Sealey-Cardona Marco, Schmidt Katy, Demmel Lars, Hirschmugl Tatjana, Gesell Tanja, Dong Gang, Warren Graham
Max F. Perutz Laboratories, University of Vienna and Medical University of Vienna, Dr. Bohr-Gasse 9/3, 1030, Vienna, Austria.
Traffic. 2014 Jun;15(6):613-29. doi: 10.1111/tra.12170. Epub 2014 Apr 4.

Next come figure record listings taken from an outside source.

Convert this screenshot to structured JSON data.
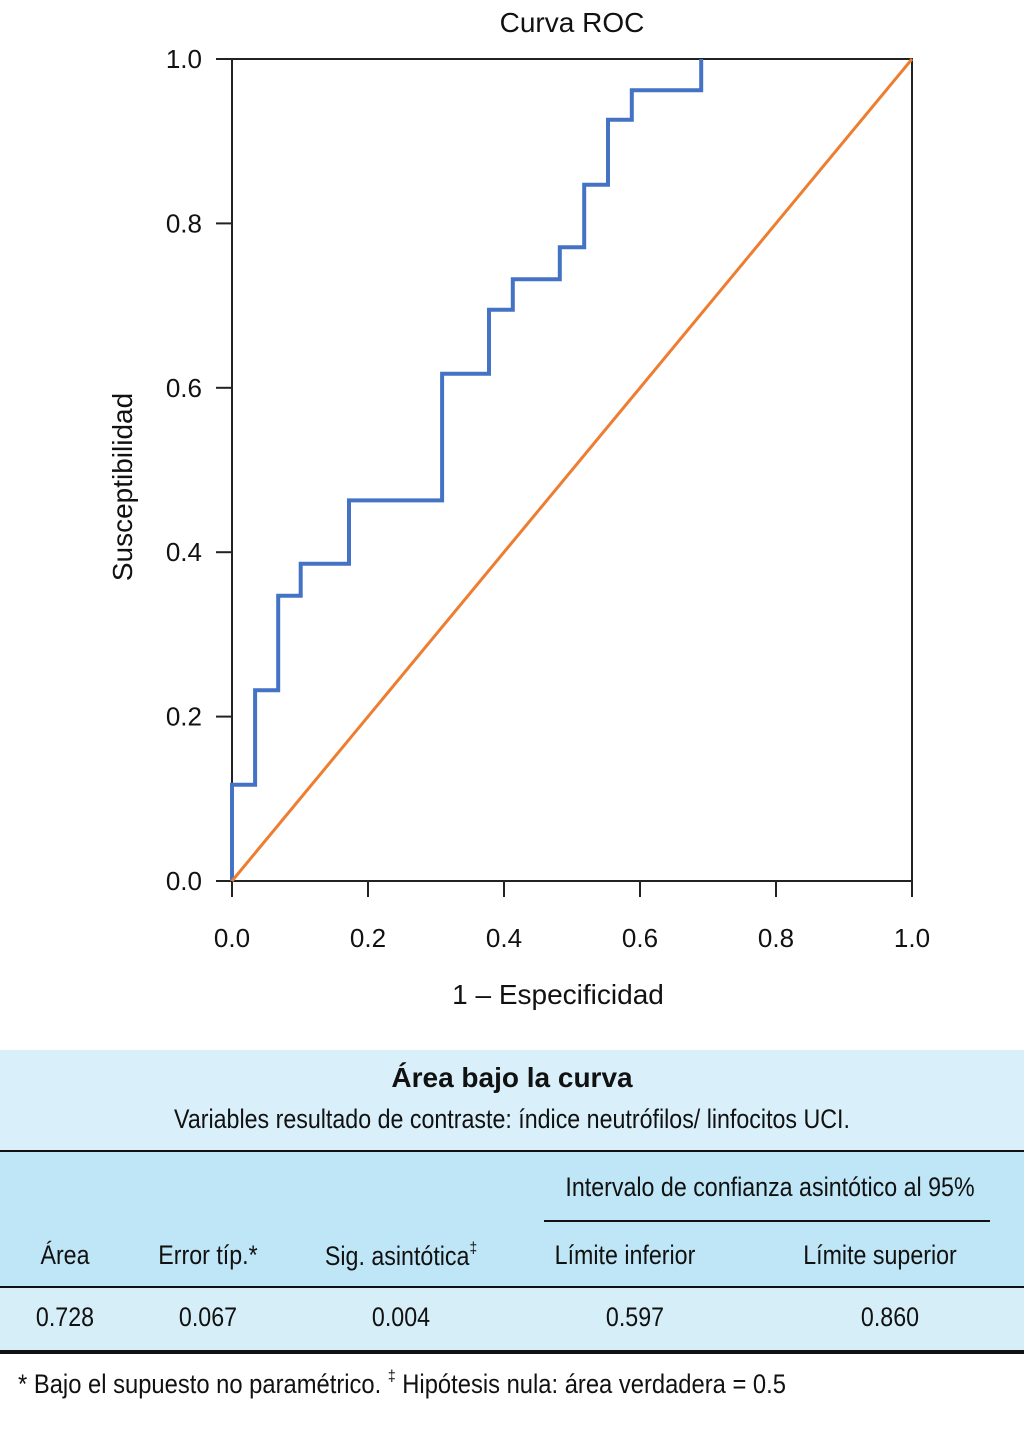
{
  "chart_data": {
    "type": "line",
    "title": "Curva ROC",
    "xlabel": "1 – Especificidad",
    "ylabel": "Susceptibilidad",
    "xlim": [
      0.0,
      1.0
    ],
    "ylim": [
      0.0,
      1.0
    ],
    "xticks": [
      "0.0",
      "0.2",
      "0.4",
      "0.6",
      "0.8",
      "1.0"
    ],
    "yticks": [
      "0.0",
      "0.2",
      "0.4",
      "0.6",
      "0.8",
      "1.0"
    ],
    "grid": false,
    "series": [
      {
        "name": "ROC",
        "color": "#4472c4",
        "style": "step",
        "x": [
          0.0,
          0.0,
          0.034,
          0.034,
          0.068,
          0.068,
          0.101,
          0.101,
          0.172,
          0.172,
          0.309,
          0.309,
          0.378,
          0.378,
          0.413,
          0.413,
          0.482,
          0.482,
          0.518,
          0.518,
          0.553,
          0.553,
          0.588,
          0.588,
          0.69,
          0.69
        ],
        "y": [
          0.0,
          0.117,
          0.117,
          0.232,
          0.232,
          0.347,
          0.347,
          0.386,
          0.386,
          0.463,
          0.463,
          0.617,
          0.617,
          0.695,
          0.695,
          0.732,
          0.732,
          0.771,
          0.771,
          0.847,
          0.847,
          0.926,
          0.926,
          0.962,
          0.962,
          1.0
        ]
      },
      {
        "name": "Reference line",
        "color": "#ed7d31",
        "style": "line",
        "x": [
          0.0,
          1.0
        ],
        "y": [
          0.0,
          1.0
        ]
      }
    ]
  },
  "table": {
    "title": "Área bajo la curva",
    "subtitle": "Variables resultado de contraste: índice neutrófilos/ linfocitos UCI.",
    "group_header": "Intervalo de confianza asintótico al 95%",
    "columns": [
      "Área",
      "Error típ.",
      "Sig. asintótica",
      "Límite inferior",
      "Límite superior"
    ],
    "column_marks": [
      "",
      "*",
      "‡",
      "",
      ""
    ],
    "rows": [
      [
        "0.728",
        "0.067",
        "0.004",
        "0.597",
        "0.860"
      ]
    ]
  },
  "footnote": {
    "star": "* Bajo el supuesto no paramétrico. ",
    "dagger_mark": "‡",
    "dagger": " Hipótesis nula: área verdadera = 0.5"
  }
}
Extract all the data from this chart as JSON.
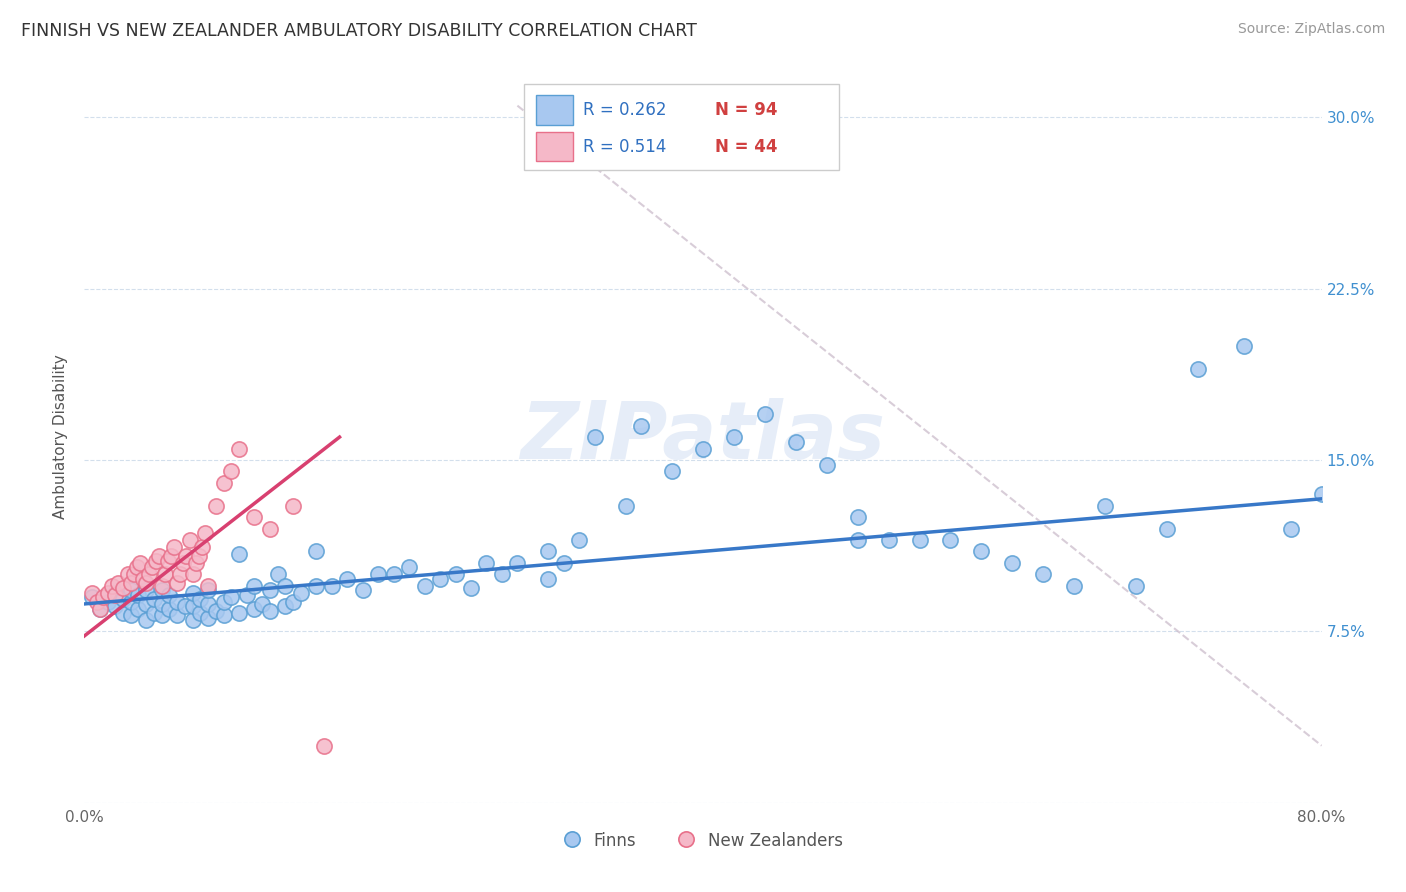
{
  "title": "FINNISH VS NEW ZEALANDER AMBULATORY DISABILITY CORRELATION CHART",
  "source": "Source: ZipAtlas.com",
  "ylabel": "Ambulatory Disability",
  "watermark": "ZIPatlas",
  "legend_label1": "Finns",
  "legend_label2": "New Zealanders",
  "color_finn": "#a8c8f0",
  "color_nz": "#f5b8c8",
  "color_finn_border": "#5a9fd4",
  "color_nz_border": "#e8708a",
  "trend_line_color_finn": "#3878c8",
  "trend_line_color_nz": "#d84070",
  "ref_line_color": "#c8b8c8",
  "background_color": "#ffffff",
  "grid_color": "#c8d8e8",
  "legend_r_color": "#3070c0",
  "legend_n_color": "#d04040",
  "xmin": 0.0,
  "xmax": 0.8,
  "ymin": 0.0,
  "ymax": 0.32,
  "finn_scatter_x": [
    0.005,
    0.01,
    0.015,
    0.02,
    0.02,
    0.025,
    0.025,
    0.03,
    0.03,
    0.03,
    0.035,
    0.035,
    0.04,
    0.04,
    0.04,
    0.045,
    0.045,
    0.05,
    0.05,
    0.05,
    0.055,
    0.055,
    0.06,
    0.06,
    0.065,
    0.07,
    0.07,
    0.07,
    0.075,
    0.075,
    0.08,
    0.08,
    0.08,
    0.085,
    0.09,
    0.09,
    0.095,
    0.1,
    0.1,
    0.105,
    0.11,
    0.11,
    0.115,
    0.12,
    0.12,
    0.125,
    0.13,
    0.13,
    0.135,
    0.14,
    0.15,
    0.15,
    0.16,
    0.17,
    0.18,
    0.19,
    0.2,
    0.21,
    0.22,
    0.23,
    0.24,
    0.25,
    0.26,
    0.27,
    0.28,
    0.3,
    0.3,
    0.31,
    0.32,
    0.33,
    0.35,
    0.36,
    0.38,
    0.4,
    0.42,
    0.44,
    0.46,
    0.48,
    0.5,
    0.5,
    0.52,
    0.54,
    0.56,
    0.58,
    0.6,
    0.62,
    0.64,
    0.66,
    0.68,
    0.7,
    0.72,
    0.75,
    0.78,
    0.8
  ],
  "finn_scatter_y": [
    0.09,
    0.085,
    0.088,
    0.086,
    0.092,
    0.083,
    0.089,
    0.082,
    0.088,
    0.093,
    0.085,
    0.091,
    0.08,
    0.087,
    0.093,
    0.083,
    0.089,
    0.082,
    0.087,
    0.093,
    0.085,
    0.091,
    0.082,
    0.088,
    0.086,
    0.08,
    0.086,
    0.092,
    0.083,
    0.089,
    0.081,
    0.087,
    0.093,
    0.084,
    0.082,
    0.088,
    0.09,
    0.083,
    0.109,
    0.091,
    0.085,
    0.095,
    0.087,
    0.084,
    0.093,
    0.1,
    0.086,
    0.095,
    0.088,
    0.092,
    0.095,
    0.11,
    0.095,
    0.098,
    0.093,
    0.1,
    0.1,
    0.103,
    0.095,
    0.098,
    0.1,
    0.094,
    0.105,
    0.1,
    0.105,
    0.098,
    0.11,
    0.105,
    0.115,
    0.16,
    0.13,
    0.165,
    0.145,
    0.155,
    0.16,
    0.17,
    0.158,
    0.148,
    0.115,
    0.125,
    0.115,
    0.115,
    0.115,
    0.11,
    0.105,
    0.1,
    0.095,
    0.13,
    0.095,
    0.12,
    0.19,
    0.2,
    0.12,
    0.135
  ],
  "nz_scatter_x": [
    0.005,
    0.008,
    0.01,
    0.012,
    0.015,
    0.018,
    0.02,
    0.022,
    0.025,
    0.028,
    0.03,
    0.032,
    0.034,
    0.036,
    0.038,
    0.04,
    0.042,
    0.044,
    0.046,
    0.048,
    0.05,
    0.052,
    0.054,
    0.056,
    0.058,
    0.06,
    0.062,
    0.064,
    0.066,
    0.068,
    0.07,
    0.072,
    0.074,
    0.076,
    0.078,
    0.08,
    0.085,
    0.09,
    0.095,
    0.1,
    0.11,
    0.12,
    0.135,
    0.155
  ],
  "nz_scatter_y": [
    0.092,
    0.088,
    0.085,
    0.09,
    0.092,
    0.095,
    0.091,
    0.096,
    0.094,
    0.1,
    0.096,
    0.1,
    0.103,
    0.105,
    0.098,
    0.096,
    0.1,
    0.103,
    0.106,
    0.108,
    0.095,
    0.1,
    0.106,
    0.108,
    0.112,
    0.096,
    0.1,
    0.105,
    0.108,
    0.115,
    0.1,
    0.105,
    0.108,
    0.112,
    0.118,
    0.095,
    0.13,
    0.14,
    0.145,
    0.155,
    0.125,
    0.12,
    0.13,
    0.025
  ],
  "finn_trend_x": [
    0.0,
    0.8
  ],
  "finn_trend_y": [
    0.087,
    0.133
  ],
  "nz_trend_x": [
    0.0,
    0.165
  ],
  "nz_trend_y": [
    0.073,
    0.16
  ],
  "ref_line_x": [
    0.28,
    0.8
  ],
  "ref_line_y": [
    0.305,
    0.025
  ]
}
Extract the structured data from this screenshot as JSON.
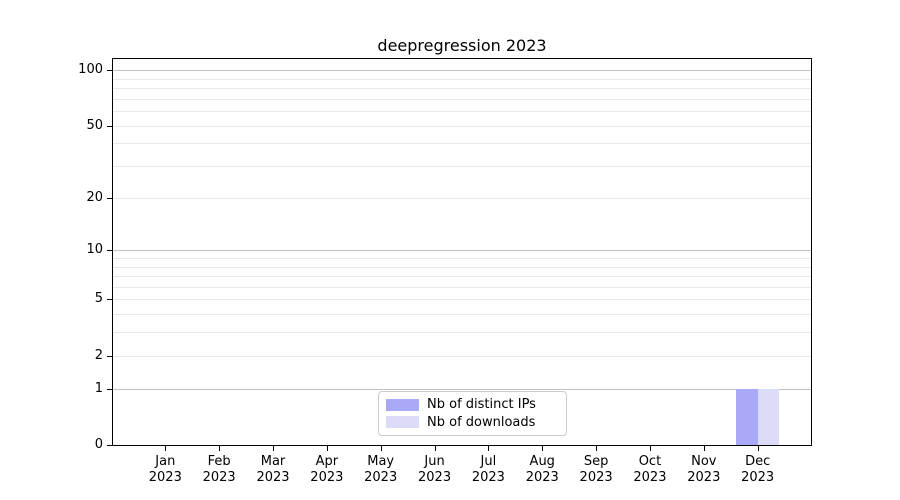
{
  "chart_data": {
    "type": "bar",
    "title": "deepregression 2023",
    "yscale": "log1p",
    "grid": true,
    "ylim": [
      0,
      115
    ],
    "yticks": [
      0,
      1,
      2,
      5,
      10,
      20,
      50,
      100
    ],
    "major_gridlines": [
      1,
      10,
      100
    ],
    "minor_gridlines": [
      2,
      3,
      4,
      5,
      6,
      7,
      8,
      9,
      20,
      30,
      40,
      50,
      60,
      70,
      80,
      90
    ],
    "categories": [
      {
        "month": "Jan",
        "year": "2023"
      },
      {
        "month": "Feb",
        "year": "2023"
      },
      {
        "month": "Mar",
        "year": "2023"
      },
      {
        "month": "Apr",
        "year": "2023"
      },
      {
        "month": "May",
        "year": "2023"
      },
      {
        "month": "Jun",
        "year": "2023"
      },
      {
        "month": "Jul",
        "year": "2023"
      },
      {
        "month": "Aug",
        "year": "2023"
      },
      {
        "month": "Sep",
        "year": "2023"
      },
      {
        "month": "Oct",
        "year": "2023"
      },
      {
        "month": "Nov",
        "year": "2023"
      },
      {
        "month": "Dec",
        "year": "2023"
      }
    ],
    "series": [
      {
        "name": "Nb of distinct IPs",
        "color": "#a9a9f8",
        "values": [
          0,
          0,
          0,
          0,
          0,
          0,
          0,
          0,
          0,
          0,
          0,
          1
        ]
      },
      {
        "name": "Nb of downloads",
        "color": "#dcdcf8",
        "values": [
          0,
          0,
          0,
          0,
          0,
          0,
          0,
          0,
          0,
          0,
          0,
          1
        ]
      }
    ],
    "legend_position": "lower-center"
  },
  "colors": {
    "major_grid": "#c3c3c3",
    "minor_grid": "#e9e9e9",
    "spine": "#000000",
    "text": "#000000",
    "legend_border": "#cccccc"
  }
}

The Sec16 homologue in Trypanosoma brucei has been identified and characterized. TbSec16 colocalizes with COPII components at the single endoplasmic reticulum exit site (ERES), which is next to the single Golgi stack in the insect (procyclic) form of this organism. Depletion of TbSec16 reduces the size of the ERES and the Golgi, and slows growth and transport of a secretory marker to the cell surface; conversely, overexpression of TbSec16 increases the size of the ERES and Golgi but has no effect on growth or secretion. Together these data suggest that TbSec16 regulates the size of the ERES and Golgi and this size is set for optimal growth of the organism.
布氏锥虫中的Sec16同源物已被鉴定和表征。TbSec16与COPII组分共定位于单个内质网出口位点(ERES),该位点在这种生物体的昆虫(前循环)形式中紧邻单个高尔基体堆栈。TbSec16的缺失会减小ERES和高尔基体的大小,并减缓分泌标记物向细胞表面的生长和运输;相反,TbSec16的过表达会增加ERES和高尔基体的大小,但对生长或分泌没有影响。这些数据共同表明,TbSec16调节ERES和高尔基体的大小,并且这个大小是为生物体的最佳生长而设定的。